Charles François Daubigny
(Paris, 15 février 1817- Paris, 19 février 1878)
Daubigny, né à Paris en 1817, issu d’une grande famille de peintres et de santé délicate, fut mis en nourrice à Valmondois chez la " Mère Bazot ". Après de nombreuses pérégrinations, il aimait à revenir peindre... " dans ce village qui, après tout, est le plus varié de lignes que je connaisse dans la région parisienne ", disait-il.
Les bords de l’Oise
l’attirent...
En 1857, il fait construire, sur une barque, une petite cabine
peinte de larges bandes de couleurs différentes, et de cet atelier
flottant "le Botin" manoeuvré par son fils, il peint les bords de
l’Oise, la navigation fluviale et le fond de la colline aux
pentes douces.
Un précurseur
De tous les paysagistes de son époque, à l’exception de
Boudin, Daubigny paraît être le seul à travailler d’après
nature.

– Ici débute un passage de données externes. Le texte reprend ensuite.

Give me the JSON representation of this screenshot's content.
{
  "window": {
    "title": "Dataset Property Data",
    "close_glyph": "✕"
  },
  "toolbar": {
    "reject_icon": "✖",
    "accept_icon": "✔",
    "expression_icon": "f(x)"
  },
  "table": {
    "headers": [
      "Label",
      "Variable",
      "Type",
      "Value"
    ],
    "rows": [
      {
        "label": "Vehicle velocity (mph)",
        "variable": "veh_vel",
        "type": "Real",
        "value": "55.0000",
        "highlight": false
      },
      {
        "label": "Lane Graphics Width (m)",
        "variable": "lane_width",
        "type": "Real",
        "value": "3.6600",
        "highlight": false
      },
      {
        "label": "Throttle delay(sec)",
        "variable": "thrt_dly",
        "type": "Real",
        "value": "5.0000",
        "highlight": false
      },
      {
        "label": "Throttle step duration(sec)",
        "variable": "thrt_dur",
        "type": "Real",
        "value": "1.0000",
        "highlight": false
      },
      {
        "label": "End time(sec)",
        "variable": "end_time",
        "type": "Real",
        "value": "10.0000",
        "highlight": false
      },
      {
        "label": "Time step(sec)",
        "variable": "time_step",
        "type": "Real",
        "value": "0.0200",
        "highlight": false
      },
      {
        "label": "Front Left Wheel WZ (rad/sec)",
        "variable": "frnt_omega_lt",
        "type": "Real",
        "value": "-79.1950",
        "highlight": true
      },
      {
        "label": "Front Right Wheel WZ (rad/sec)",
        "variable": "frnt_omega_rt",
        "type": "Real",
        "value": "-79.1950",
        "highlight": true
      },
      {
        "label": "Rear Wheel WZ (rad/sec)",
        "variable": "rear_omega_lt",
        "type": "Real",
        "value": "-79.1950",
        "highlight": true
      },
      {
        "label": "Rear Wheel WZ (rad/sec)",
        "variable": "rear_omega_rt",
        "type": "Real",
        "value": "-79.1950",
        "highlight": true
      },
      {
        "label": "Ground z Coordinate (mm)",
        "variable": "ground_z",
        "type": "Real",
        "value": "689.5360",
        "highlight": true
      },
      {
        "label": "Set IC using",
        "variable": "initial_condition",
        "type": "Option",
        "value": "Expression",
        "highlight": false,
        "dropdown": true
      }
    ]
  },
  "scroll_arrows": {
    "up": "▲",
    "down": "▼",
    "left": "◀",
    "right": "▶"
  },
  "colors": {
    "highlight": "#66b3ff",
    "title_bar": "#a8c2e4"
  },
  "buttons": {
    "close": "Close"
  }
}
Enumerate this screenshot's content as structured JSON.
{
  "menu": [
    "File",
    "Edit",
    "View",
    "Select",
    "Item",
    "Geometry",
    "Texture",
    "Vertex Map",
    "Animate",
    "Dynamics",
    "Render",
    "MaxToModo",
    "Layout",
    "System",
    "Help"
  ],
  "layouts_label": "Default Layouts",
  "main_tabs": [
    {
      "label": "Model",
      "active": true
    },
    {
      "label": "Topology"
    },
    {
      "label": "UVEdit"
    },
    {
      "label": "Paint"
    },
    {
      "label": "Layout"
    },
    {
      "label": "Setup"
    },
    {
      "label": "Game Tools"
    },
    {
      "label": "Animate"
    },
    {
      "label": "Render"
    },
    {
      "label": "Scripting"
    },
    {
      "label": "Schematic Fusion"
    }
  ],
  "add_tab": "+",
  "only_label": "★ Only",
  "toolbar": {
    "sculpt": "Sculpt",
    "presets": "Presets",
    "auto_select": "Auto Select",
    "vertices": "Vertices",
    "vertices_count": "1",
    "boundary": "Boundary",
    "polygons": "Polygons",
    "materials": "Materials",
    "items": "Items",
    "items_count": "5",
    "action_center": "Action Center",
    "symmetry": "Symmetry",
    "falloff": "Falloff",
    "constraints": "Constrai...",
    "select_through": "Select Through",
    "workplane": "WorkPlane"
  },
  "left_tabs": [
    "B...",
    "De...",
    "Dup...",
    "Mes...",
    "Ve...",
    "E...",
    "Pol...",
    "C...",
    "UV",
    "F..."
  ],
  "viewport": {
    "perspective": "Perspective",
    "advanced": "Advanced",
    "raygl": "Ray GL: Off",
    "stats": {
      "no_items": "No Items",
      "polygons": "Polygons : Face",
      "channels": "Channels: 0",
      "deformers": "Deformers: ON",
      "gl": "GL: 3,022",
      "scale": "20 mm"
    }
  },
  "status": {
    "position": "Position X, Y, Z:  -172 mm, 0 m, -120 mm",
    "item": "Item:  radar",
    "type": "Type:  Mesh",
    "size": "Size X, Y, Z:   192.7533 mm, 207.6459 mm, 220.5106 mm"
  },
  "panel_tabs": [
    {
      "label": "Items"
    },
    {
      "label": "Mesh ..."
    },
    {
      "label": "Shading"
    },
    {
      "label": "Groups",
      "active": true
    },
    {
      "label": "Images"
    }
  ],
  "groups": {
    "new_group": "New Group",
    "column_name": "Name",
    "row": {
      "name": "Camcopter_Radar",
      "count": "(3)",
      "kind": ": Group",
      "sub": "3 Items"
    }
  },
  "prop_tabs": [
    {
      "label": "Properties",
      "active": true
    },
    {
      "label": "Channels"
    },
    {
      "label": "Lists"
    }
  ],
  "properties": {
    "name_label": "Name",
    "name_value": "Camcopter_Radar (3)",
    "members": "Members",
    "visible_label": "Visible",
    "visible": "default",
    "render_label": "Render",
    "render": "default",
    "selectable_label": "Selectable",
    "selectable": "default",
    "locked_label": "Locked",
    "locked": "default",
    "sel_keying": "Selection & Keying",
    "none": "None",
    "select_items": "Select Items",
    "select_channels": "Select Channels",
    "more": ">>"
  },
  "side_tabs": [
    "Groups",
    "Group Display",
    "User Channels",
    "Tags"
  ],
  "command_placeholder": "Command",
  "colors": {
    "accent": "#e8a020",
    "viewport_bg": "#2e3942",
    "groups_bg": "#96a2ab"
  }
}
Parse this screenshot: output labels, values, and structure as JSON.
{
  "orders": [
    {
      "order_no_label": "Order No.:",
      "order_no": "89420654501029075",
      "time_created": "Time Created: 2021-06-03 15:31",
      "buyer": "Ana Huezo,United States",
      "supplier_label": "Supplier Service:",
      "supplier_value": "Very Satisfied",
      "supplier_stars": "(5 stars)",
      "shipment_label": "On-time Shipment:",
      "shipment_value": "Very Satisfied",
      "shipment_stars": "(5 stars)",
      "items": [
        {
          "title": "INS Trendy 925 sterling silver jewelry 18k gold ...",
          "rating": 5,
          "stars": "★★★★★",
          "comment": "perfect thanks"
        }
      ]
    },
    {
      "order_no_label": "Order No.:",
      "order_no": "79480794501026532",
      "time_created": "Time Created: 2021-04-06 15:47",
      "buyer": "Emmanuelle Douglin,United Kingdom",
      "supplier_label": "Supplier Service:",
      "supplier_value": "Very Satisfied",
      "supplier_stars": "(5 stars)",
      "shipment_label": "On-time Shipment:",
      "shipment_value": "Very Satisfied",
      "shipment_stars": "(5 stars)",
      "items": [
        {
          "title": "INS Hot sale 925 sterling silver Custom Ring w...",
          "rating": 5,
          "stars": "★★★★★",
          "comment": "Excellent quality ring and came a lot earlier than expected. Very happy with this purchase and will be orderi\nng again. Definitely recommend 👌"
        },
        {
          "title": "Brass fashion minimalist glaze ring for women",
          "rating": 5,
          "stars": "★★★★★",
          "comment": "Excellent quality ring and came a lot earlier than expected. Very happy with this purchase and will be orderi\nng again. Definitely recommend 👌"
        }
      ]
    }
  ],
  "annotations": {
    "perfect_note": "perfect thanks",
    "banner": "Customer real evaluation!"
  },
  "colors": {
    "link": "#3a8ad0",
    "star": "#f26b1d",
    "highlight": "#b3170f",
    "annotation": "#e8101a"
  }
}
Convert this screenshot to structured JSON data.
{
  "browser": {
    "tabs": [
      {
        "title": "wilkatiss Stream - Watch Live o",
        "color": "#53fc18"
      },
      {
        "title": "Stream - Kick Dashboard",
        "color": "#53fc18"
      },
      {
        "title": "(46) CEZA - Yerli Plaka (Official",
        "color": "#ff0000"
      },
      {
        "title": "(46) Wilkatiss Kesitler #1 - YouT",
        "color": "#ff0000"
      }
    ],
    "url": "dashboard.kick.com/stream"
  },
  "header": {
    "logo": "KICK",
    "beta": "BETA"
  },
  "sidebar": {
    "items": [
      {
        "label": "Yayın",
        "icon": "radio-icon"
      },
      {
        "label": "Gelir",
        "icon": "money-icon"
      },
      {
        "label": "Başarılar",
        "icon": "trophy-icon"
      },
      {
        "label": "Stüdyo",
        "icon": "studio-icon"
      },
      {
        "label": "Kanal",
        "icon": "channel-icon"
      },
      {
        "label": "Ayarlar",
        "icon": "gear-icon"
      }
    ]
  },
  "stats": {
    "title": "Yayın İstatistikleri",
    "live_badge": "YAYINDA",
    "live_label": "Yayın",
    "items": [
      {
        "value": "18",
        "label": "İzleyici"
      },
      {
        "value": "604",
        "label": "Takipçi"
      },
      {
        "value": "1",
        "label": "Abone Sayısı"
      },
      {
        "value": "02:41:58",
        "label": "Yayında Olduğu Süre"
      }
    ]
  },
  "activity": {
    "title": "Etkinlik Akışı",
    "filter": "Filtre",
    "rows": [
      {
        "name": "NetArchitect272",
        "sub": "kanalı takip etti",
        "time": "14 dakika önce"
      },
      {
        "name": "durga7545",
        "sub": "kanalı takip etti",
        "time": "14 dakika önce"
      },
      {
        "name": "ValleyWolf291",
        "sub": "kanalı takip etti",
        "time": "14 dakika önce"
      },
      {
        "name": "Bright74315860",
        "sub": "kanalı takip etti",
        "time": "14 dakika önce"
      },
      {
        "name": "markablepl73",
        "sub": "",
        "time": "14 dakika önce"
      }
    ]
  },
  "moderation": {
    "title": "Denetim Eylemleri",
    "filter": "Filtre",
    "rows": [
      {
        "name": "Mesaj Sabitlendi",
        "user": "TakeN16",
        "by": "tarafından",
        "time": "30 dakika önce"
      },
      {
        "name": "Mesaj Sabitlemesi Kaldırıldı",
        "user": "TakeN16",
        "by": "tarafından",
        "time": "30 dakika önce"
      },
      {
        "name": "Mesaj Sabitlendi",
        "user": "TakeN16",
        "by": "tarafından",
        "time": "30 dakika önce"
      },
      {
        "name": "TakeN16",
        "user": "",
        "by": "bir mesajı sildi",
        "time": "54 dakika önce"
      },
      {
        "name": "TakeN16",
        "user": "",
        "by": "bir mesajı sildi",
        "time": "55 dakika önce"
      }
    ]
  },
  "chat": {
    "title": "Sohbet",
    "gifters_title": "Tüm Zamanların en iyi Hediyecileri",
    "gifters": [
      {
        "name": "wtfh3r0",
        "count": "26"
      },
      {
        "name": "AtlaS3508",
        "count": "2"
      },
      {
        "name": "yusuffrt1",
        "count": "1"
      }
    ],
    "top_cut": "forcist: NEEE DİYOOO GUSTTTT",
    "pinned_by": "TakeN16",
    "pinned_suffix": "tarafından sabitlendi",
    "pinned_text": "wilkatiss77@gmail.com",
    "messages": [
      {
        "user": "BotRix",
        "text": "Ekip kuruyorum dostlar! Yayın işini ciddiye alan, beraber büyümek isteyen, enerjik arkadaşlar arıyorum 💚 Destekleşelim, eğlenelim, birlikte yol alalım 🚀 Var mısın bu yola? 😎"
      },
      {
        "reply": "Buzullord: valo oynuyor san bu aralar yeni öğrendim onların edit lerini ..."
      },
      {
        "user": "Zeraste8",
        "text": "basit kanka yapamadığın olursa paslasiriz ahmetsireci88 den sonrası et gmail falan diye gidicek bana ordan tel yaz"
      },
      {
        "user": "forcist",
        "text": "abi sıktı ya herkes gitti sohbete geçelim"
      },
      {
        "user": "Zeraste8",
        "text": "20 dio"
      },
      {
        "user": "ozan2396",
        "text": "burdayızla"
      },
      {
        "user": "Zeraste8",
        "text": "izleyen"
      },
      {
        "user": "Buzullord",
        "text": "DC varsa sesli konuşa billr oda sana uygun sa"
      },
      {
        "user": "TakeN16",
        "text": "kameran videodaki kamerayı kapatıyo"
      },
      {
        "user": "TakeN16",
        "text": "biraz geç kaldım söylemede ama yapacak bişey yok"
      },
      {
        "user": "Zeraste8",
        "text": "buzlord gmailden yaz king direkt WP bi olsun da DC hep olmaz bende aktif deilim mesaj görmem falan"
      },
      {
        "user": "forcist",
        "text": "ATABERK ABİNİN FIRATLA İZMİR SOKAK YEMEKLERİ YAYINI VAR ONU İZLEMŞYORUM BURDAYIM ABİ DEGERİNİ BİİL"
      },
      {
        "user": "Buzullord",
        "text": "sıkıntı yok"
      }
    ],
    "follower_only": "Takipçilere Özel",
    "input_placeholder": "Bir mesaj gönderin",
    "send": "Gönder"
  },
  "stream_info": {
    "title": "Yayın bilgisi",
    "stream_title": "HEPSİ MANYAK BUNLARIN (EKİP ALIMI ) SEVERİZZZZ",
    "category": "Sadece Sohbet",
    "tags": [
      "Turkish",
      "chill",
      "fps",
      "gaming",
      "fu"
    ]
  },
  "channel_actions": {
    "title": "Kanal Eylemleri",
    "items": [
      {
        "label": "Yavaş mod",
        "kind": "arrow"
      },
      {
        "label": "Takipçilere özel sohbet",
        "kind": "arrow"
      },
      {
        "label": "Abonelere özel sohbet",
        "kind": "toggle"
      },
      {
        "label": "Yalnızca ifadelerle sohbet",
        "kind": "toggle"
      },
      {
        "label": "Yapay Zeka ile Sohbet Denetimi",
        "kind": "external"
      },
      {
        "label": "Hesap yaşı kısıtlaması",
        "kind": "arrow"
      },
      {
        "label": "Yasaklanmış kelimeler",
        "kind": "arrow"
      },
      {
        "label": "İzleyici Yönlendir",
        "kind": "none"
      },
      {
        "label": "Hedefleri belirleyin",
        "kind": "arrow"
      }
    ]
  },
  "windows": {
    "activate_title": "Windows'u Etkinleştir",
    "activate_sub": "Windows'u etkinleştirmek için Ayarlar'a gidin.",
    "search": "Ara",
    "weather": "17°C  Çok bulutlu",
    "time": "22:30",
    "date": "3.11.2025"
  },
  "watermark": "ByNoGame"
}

Il est critiqué, même Théophile Gautier pourtant favorable
aux recherches nouvelles écrit : " Il est vraiment dommage que ce
paysagiste, d’un sentiment si vrai, si juste et si naturel,
se contente d’une impression et néglige à ce point les
détails. " Mais le but de Daubigny était justement de résumer des
impressions (en 1865 un critique l’avait même surnommé le
"chef de l’école de l’impression ").
La Maison-atelier du peintre à
Auvers
Daubigny mène aussi quai d’Anjou une vie très parisienne,
mais il se rend souvent à Auvers. Lors de ses séjours et
jusqu’en 1860, il habite une petite maison de la ruelle des
Callepont, près de l’église. Trois pièces trop petites pour
toute la famille, mais toutes proches du café de la Station tenu
par Partois, où le repos, les causeries du soir réunissent souvent
toute la bande : les Daubigny, Corot, Daumier, Oudinot,
Geoffroy-Dechaume, Léonide Bourges, ses parents et Rajon (le
graveur).
En 1860, il achète un terrain couvert de haricots situé dans les
vallées alors coin perdu entre le parc du château et le domaine des
Colombières et s’y fait construire un atelier de huit mètres
sur six avec "quelques chambres autour". Les plans et devis faits
par Oudinot doivent être réduits pour des questions d’argent.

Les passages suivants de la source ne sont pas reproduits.